Prometheus ateşi insanlardan çalmış ve insanlara vermiş tanrıların kurmuş olduğu düzene karşı geldiği için de zincire vurulmuş yaman bir ceza çekmektedir. Mıhlanmış olduğu kayadan bize seslenip, eylemini, eyleminin uyandırdığı tepkiyi, kendini ve karşısındakileri eleştirip değerlendirmektedir.”

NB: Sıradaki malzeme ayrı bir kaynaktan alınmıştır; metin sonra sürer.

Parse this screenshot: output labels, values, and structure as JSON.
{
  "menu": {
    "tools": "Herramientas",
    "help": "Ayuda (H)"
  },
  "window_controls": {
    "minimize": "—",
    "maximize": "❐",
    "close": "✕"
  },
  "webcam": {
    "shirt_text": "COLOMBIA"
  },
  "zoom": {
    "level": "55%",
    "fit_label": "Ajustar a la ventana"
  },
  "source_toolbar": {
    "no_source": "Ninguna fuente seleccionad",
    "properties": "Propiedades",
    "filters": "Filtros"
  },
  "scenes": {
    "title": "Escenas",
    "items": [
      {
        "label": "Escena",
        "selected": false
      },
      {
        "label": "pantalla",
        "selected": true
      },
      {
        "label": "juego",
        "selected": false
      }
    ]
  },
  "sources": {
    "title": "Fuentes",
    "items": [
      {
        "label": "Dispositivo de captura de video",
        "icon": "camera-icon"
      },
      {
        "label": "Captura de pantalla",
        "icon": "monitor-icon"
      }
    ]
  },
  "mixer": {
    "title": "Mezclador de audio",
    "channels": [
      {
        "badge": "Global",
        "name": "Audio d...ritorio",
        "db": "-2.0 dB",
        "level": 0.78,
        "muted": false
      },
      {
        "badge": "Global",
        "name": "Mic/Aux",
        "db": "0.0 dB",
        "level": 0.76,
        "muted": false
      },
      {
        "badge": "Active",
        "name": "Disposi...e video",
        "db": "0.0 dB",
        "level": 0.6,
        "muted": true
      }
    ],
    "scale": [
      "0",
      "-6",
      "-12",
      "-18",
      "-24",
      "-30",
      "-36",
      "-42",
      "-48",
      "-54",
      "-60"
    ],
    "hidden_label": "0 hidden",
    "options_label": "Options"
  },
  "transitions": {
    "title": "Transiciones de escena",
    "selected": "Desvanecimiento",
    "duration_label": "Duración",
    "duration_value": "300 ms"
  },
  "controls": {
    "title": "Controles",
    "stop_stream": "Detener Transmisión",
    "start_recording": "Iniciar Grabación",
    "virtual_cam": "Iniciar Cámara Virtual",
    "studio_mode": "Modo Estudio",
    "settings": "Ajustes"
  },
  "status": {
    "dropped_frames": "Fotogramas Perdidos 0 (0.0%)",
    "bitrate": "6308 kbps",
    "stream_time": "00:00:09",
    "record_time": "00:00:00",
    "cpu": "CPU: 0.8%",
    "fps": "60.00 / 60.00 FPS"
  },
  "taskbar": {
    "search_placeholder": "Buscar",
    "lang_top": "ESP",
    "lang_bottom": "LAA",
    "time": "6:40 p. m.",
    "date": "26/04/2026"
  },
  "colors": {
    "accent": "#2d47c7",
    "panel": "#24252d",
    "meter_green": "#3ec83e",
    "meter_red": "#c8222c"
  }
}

Yukarıda Prometheus hikayesine değinildiği üzere Batı paradigmalı bilgi söyleminin asıl çelişkisi; bilginin ‘çalıntı ve diğer canlılar üzerinde hegemonik’ bir güç olarak tahakküm aracına dönüşmesinde yatar. Ve aynı zamanda bilgi tanrısal bir güçtür ki Prometheus mitinde bilgi bir güç ve hırs gösterisine dönüşmüştür. Bu güç ilişkisi özellikle 16 ve 17. yüzyıldaki bilimsel devrimlerle, insan/doğa ilişkisini tersine çevirmiş, insanın doğa üzerindeki egemenliğini pekiştirerek onu tahakküm ve kontrol altına almasına neden olmuştur. Keza doğadan olan bu ontolojik kopuş aynı zamanda insanlığın felaketinin habercisiydi. Prometheus’a dönersek; evet, belki Prometheus Olympos’ta çelişkili olarak gördüğü düzeni yıkıp insanlığın iyiliği için eylemde bulunmuş olabilir fakat aynı zamanda aldığı cezayla “insanın eylemlerinden ne kadar sorumlu olduğu? gibi temel ahlaki bir problemi de bilgiye eklemlemiş oldu. Keza sonraki yazıda değineceğimiz, Alman idealizminin şahikası Faust orijinli bakış açısında bilginin metafiziksel dönüşümü ve insan denen meçhulun yazgısına olan etkisine değineceğiz.